A million public sector workers get bumper pay hike as cap ends

Teachers are to get a 3.5 per cent pay rise and military personnel 2.9 per cent as the government kills off the public sector pay cap.  

Bumper increases were announced today for around a million public sector workers – with prison officers getting 2.75 per cent and police 2 per cent.

The end of the  1 per cent pay cap – which has limited annual rises for six years – has been confirmed by the Treasury.

But there are complaints that the money for the salary boosts will have to be found by departments from existing budgets.

Unions are also still demanding 5 per cent, saying inflation has made people significantly worse off. 

Bumper increases: Chancellor Philip Hammond is set to announce a pay rise for a million public sector workers

As details of the settlements emerged today, Defence Secretary Gavin Williamson said he was accepting the ‘spirit’ of a recommendation from the pay review body for a 2.9 per cent rise.

There will be a 2 per cent increase to salaries, and a one-off payment equivalent to 0.9 per cent of salary. The deal will be implemented in September and backdated to this April.

‘Today’s pay award will deliver an annual increase to starting salaries of £520 for an officer and £370 for a newly trained solider, sailor or airman or woman,’ Mr Williamson said. 

‘This is in addition to the non-contributory pension and access to incremental pay progression.’ 

Education minister Nick Gibb said teachers on the main scale will be in line for a 3.5 per cent rise.

He also insisted the money would not come out of the schools budget. 

‘We will be providing a teachers’ pay grant of £187 million in 2018-19 and £321 million to all schools in England in 2019-20,’ Mr Gibb said. 

‘This will cover, in full, the difference between this award and the cost of the 1 per cent award.’ 

Who is getting what as the public sector pay cap ends? 


A 2 per cent increase to salaries, and a one-off payment equivalent to 0.9 per cent of salary


A 3.5 per cent rise for those on main scale, 2 per cent for upper pay range, and 1.5 per cent for leadership roles


A 2 per cent rise 


A 2.75 per cent rise 

Whitehall departments have been told they are allowed to spend more of their budgets on pay. 

However, there will be no new money to fund additional increases, meaning any extra pay rises will have to come from efficiency savings or cuts to services.

The raft of pay rises, which will be announced in the Commons today, comes after nurses were told in March they would get a 6.5 per cent increase over three years. 

Pay review bodies for each workforce have drawn up the recommendations after looking at variables including the turnover of staff. 

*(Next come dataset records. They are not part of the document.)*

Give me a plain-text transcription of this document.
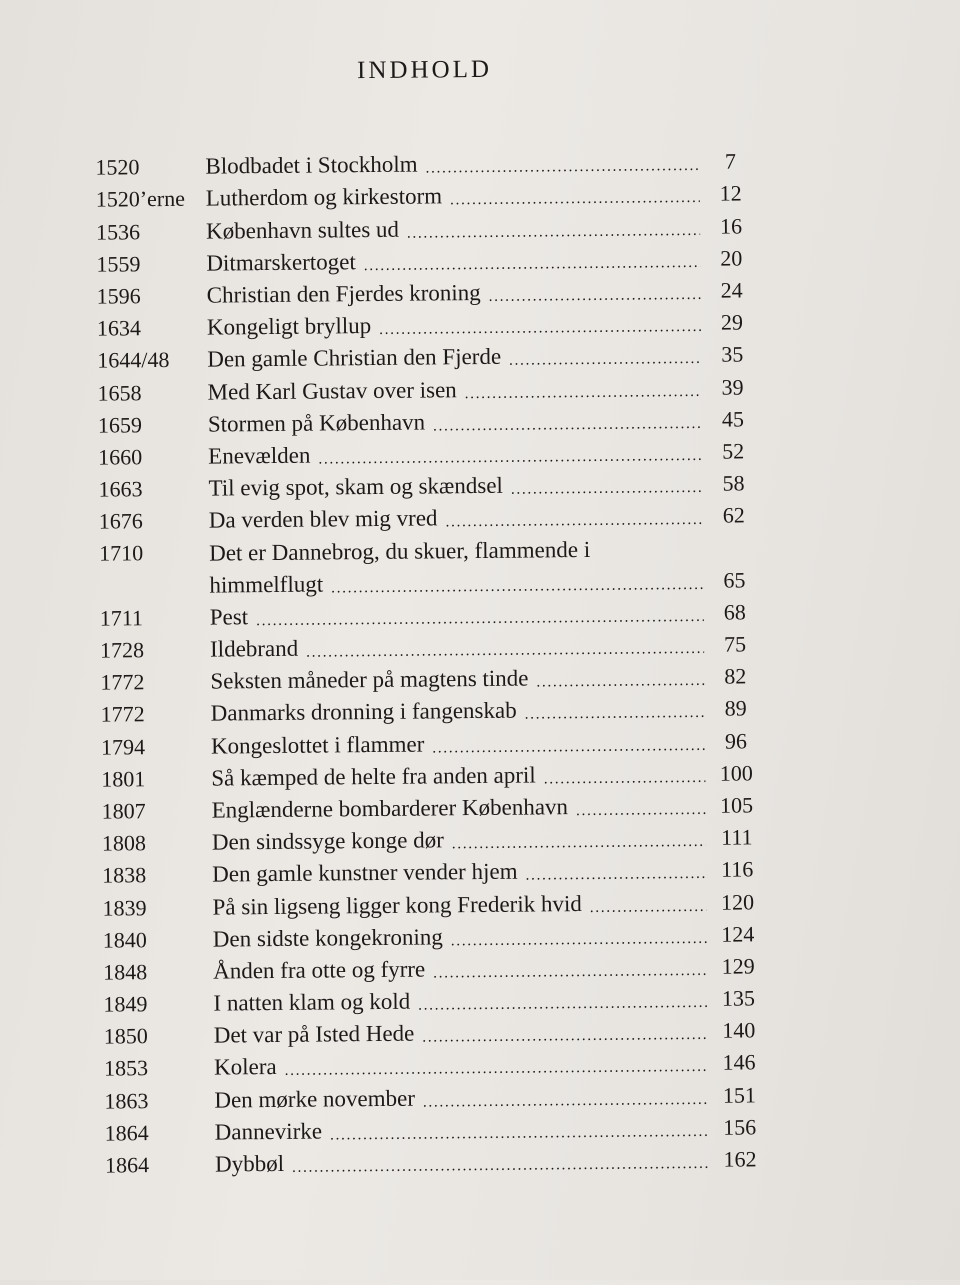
INDHOLD
1520	Blodbadet i Stockholm . . .	7
1520’erne Lutherdom og kirkestorm . . .	12
1536	København sultes ud . . .	16
1559	Ditmarskertoget . . .	20
1596	Christian den Fjerdes kroning . . .	24
1634	Kongeligt bryllup . . .	29
1644/48	Den gamle Christian den Fjerde . . .	35
1658	Med Karl Gustav over isen . . .	39
1659	Stormen på København . . .	45
1660	Enevælden . . .	52
1663	Til evig spot, skam og skændsel . . .	58
1676	Da verden blev mig vred . . .	62
1710	Det er Dannebrog, du skuer, flammende i
himmelflugt . . .	65
1711	Pest . . .	68
1728	Ildebrand . . .	75
1772	Seksten måneder på magtens tinde . . .	82
1772	Danmarks dronning i fangenskab . . .	89
1794	Kongeslottet i flammer . . .	96
1801	Så kæmped de helte fra anden april . . .	100
1807	Englænderne bombarderer København . . .	105
1808	Den sindssyge konge dør . . .	111
1838	Den gamle kunstner vender hjem . . .	116
1839	På sin ligseng ligger kong Frederik hvid . . .	120
1840	Den sidste kongekroning . . .	124
1848	Ånden fra otte og fyrre . . .	129
1849	I natten klam og kold . . .	135
1850	Det var på Isted Hede . . .	140
1853	Kolera . . .	146
1863	Den mørke november . . .	151
1864	Dannevirke . . .	156
1864	Dybbøl . . .	162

The announcement will be popular with public sector workers who have long complained about the cap, but there will be concerns about how the rises will be paid for.

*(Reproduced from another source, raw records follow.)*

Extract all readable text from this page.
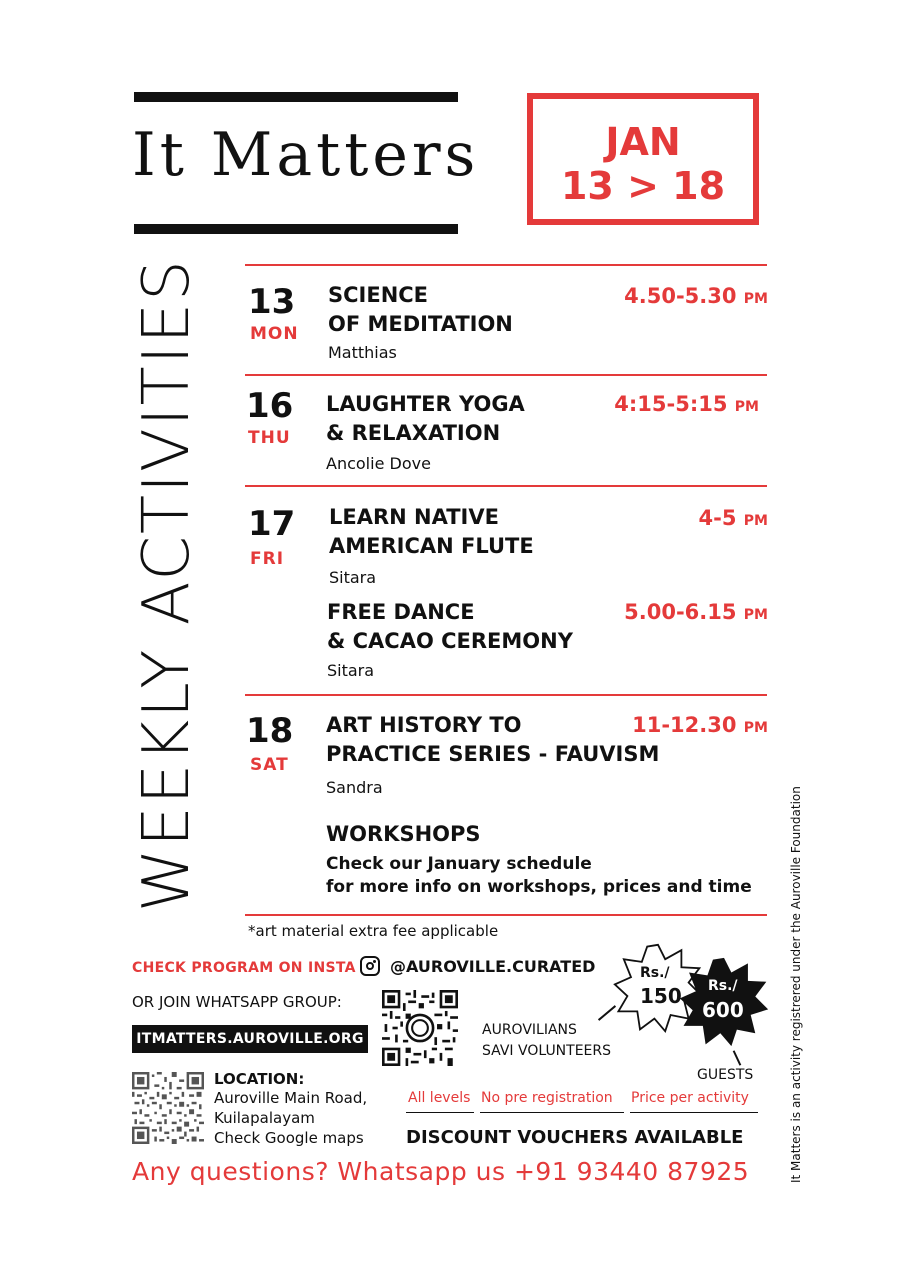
It Matters	JAN
13 > 18
WEEKLY ACTIVITIES 13
MON
SCIENCE
OF MEDITATION
Matthias
4.50-5.30 PM
16
THU
LAUGHTER YOGA
& RELAXATION
Ancolie Dove
4:15-5:15 PM
17
FRI
LEARN NATIVE
AMERICAN FLUTE
Sitara
4-5 PM
FREE DANCE
& CACAO CEREMONY
Sitara
5.00-6.15 PM
18
SAT
ART HISTORY TO
PRACTICE SERIES - FAUVISM
Sandra
11-12.30 PM
WORKSHOPS
Check our January schedule
for more info on workshops, prices and time
*art material extra fee applicable
CHECK PROGRAM ON INSTA @AUROVILLE.CURATED
OR JOIN WHATSAPP GROUP:
ITMATTERS.AUROVILLE.ORG
Rs./
150 Rs./
600
AUROVILIANS
SAVI VOLUNTEERS
GUESTS
LOCATION:
Auroville Main Road,
Kuilapalayam
Check Google maps
All levels No pre registration Price per activity
DISCOUNT VOUCHERS AVAILABLE
Any questions? Whatsapp us +91 93440 87925	It Matters is an activity registrered under the Auroville Foundation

The rise for doctors could mean that millions of pounds from the £20billion NHS funding boost – announced last month to mark the Health Service’s 70th anniversary – will go on staffing.

This will dismay many members of the public who had hoped the Government’s extra money would go towards frontline care. 

A senior GP earns on average £100,000 a year while hospital consultants are typically on £92,000 – which excludes overtime and performance bonuses.

Public sector pay restraint has played a key role in the Government’s efforts to clear Britain’s huge budget deficit.

Philip Hammond will confirm the 1 per cent pay cap – which has limited annual rises for six years – has been abandoned

Philip Hammond will confirm the 1 per cent pay cap – which has limited annual rises for six years – has been abandoned

It became a major issue at last year’s general election when Theresa May was challenged by a cash-strapped nurse during a live TV debate. Earlier this year, Mr Hammond signalled the end of austerity ahead of his Spring Statement when he declared: ‘There is light at the end of the tunnel because what we are about to see is debt starting to fall after it’s been growing for 17 continuous years.’

However, the Office for Budget Responsibility last week warned austerity may have to continue for at least another 50 years to bring the nation’s finances under control.

It said debt will become unsustainable without tax rises or further cuts to spending. It blamed some of the pressure on Mrs May’s £20billion NHS boost as well as rising state pension costs and the ageing population – which will require more spending on care.

The OBR said: ‘On current policy we would expect the budget deficit to widen significantly over the long term, putting public sector debt on a rising trajectory. This would not be sustainable.’

In a stark 168-page report, the watchdog said the public finances were in a perilous position and urged ministers to consider carefully any further commitments.

Meanwhile, a report yesterday found that the country’s tax burden has reached its highest level for almost half a century.

The taxman is set to take £724.9billion this year – 34.3 per cent of GDP. That is the highest proportion since 1969-70, when the country was run by a Labour Government under Harold Wilson.

The report, written by the TaxPayers’ Alliance campaign group, also said overall Government revenues are at a 32-year high at 37 per cent of GDP, a measure of the size of the economy.

In total, the Government will raise £775.8billion – which is equivalent to around £28,000 from every household, according to the study.

The research also found that new taxes have hit poorer households the hardest. The bottom 10 per cent of earners in Britain pay 49.5 per cent of their income in tax.